Jonathan Jones QC and David Tyack, with Moosa Duke solicitors, represented the claimant, 37, who had a long history of back pain.

The defendant NHS Trust was represented by Michael de Navarro QC and Nina Unthank.

Her Honour Judge Hampton, sitting as a High Court Judge in Leicester, handed down a judgement in favour of the claimant against the University Hospitals of Leicester NHS Trust following a 13-day trial.

The claimant has permanent and significant long-term problems, namely bowel and bladder incontinence, sexual dysfunction, a foot drop, severe lower limb pain and significant mobility issues.

In summary, the claimant’s claim was that she had permanent Cauda Equina Syndrome (CES), which should have been suspected from the time of her first admission at Leicester Royal Infirmary. An MRI scan was wrongly reported, and she should have undergone an emergency decompression.

The defence team stated that the scan was correctly reported, denied a breach of duty and claimed that the claimant does not have CES but a Functional Neurological Symptom Disorder which explained her symptoms. Alternatively, the defence stated that, if the claimant had CES caused by a delay in decompression, this only caused the bowel and bladder symptoms. Her mobility and pain issues were caused by Failed Back Surgery Syndrome.

HHJ Hampton found that there were breaches of duty, and that an MRI scan had not been accurately reported.

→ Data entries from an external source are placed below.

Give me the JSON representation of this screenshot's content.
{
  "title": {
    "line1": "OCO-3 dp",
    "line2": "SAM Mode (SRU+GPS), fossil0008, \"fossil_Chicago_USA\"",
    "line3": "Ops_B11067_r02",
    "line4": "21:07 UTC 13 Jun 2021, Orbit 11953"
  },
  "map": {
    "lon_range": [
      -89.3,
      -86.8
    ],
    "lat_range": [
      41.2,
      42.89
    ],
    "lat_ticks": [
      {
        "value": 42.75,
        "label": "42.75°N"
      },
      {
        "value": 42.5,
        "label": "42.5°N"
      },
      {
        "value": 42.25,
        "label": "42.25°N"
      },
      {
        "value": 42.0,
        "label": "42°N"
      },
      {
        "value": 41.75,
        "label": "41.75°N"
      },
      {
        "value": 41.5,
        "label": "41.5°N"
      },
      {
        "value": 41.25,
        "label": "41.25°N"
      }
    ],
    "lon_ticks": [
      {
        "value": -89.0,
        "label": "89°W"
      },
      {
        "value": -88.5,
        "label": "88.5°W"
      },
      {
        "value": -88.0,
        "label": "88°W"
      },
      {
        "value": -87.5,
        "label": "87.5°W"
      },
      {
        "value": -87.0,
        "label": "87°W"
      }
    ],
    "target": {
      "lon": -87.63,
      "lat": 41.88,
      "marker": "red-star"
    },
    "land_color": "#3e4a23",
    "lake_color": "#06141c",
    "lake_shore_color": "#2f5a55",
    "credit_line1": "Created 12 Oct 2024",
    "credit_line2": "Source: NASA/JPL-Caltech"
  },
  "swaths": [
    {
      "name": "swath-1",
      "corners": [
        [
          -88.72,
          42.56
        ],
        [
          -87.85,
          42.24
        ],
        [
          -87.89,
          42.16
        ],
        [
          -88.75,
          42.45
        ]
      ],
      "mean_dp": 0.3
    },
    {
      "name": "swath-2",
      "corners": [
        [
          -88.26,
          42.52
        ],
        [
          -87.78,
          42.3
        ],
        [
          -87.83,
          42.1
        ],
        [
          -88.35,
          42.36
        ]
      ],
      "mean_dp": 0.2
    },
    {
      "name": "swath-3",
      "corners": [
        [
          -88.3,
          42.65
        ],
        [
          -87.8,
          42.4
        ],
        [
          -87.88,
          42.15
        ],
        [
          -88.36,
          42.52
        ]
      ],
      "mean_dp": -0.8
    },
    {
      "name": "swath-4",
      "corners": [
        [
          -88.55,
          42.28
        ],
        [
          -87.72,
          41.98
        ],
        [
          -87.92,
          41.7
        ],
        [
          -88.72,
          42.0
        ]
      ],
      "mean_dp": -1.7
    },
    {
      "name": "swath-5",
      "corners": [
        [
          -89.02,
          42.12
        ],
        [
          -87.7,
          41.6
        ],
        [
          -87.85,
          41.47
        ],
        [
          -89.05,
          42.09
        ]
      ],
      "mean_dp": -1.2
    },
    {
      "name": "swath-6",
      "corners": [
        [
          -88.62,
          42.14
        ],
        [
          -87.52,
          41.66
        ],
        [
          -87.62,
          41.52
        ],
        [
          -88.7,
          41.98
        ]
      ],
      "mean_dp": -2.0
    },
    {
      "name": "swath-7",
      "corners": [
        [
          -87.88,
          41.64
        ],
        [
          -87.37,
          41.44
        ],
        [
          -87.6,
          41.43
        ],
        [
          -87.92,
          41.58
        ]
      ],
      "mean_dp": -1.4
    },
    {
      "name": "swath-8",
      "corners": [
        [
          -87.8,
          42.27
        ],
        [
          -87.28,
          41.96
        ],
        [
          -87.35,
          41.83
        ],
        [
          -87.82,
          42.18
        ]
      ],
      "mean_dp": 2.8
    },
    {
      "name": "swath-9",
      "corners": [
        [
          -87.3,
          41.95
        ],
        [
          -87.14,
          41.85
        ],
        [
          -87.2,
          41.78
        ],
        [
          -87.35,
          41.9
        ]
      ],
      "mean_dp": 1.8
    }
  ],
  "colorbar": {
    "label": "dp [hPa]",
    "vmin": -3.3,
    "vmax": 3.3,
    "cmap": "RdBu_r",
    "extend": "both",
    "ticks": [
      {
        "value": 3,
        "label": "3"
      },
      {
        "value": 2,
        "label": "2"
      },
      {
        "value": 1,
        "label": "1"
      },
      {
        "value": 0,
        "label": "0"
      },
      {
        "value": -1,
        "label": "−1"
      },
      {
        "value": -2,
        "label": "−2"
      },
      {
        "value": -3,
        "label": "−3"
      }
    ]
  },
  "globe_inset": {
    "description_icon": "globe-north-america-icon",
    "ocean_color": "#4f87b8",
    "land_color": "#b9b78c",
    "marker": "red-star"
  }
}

As to causation, the Judge found that had the claimant undergone a timely decompression, she would have avoided her bowel, bladder and sexual dysfunction, but that she would have had the same lower limb pain and mobility problems that she had.

David Tyack said the judgment raised three specific points of interest for claimants and for general application beyond Cauda Equina cases.


  • The Judge did not find, as the defendant invited her to, that the inconsistencies in the medical notes undermined the claimant’s case that she had reported symptoms of CES. This finding is of assistance to claimants in cases where it is alleged that inconsistent accounts of symptoms in medical records underline the claimant’s reliability and/or case as to causation.


  • In support of her findings as to breach of duty and causation, the Judge found that although the MRI scan did not show “unequivocal CES,” the fact that the MRI scan showed a narrowed thecal sac and “clustered together” S2 and S3 nerve roots, along with the reported signs and symptoms, should have led to an urgent decompression. The Judge also accepted the expert evidence that a prolapsed disc can cause symptomatic inflammation of a Cauda Equina nerve root, but which may not necessarily be seen on an MRI scan. These findings suggest that clinicians should not be overly prescriptive or inflexible in the criteria they set for concluding that a patient may be suffering from CES.


  • As to quantum, the agreed evidence was that from age 70, the claimant would lose her ability to self-transfer independently and would require 24-hour care. The care evidence also suggested that the claimant would reasonably require 24-hour care from age 70 on account of her bowel and bladder symptoms alone. Given the Judge’s finding as to causation (that mobility and lower limb pain problems were not caused by the breach of duty) the claimant would have needed 24-hour care even absent the negligence. However, by reference to the principal in the case of Reaney v University Hospital of North Staffordshire NHS Trust [2015] EWCA 1119, the Judge found that the claimant was entitled to the cost of 24-hour care from age 70 on account of her bowel and bladder problems, which had been caused by the breach of duty. Importantly, the Judge found that the type of care was qualitatively different from the care that the claimant would have needed absent the negligence and the claimant was entitled to recover in full for 24-hour care.


Mr Tyack added: “This is an important early application of the Reaney principle. It should be noted that the claimant did not need ‘hands-on’ care in relation to her bowel and bladder symptoms consistently for 24-hours a day. Here a carer would be ‘on call’ to provide assistance with bowel and bladder dysfunction as and when it was needed. However, actual hands on care would not approach anything like 24 hours per day. The practical implication of this ruling is that where a carer has to be ‘on call’ all the time to provide care of a different quality to that which would have been needed but for the negligence, the claimant is likely to be able to recover damages for 24-hour care, regardless of what are the care needs he or she would have needed absent the negligence.”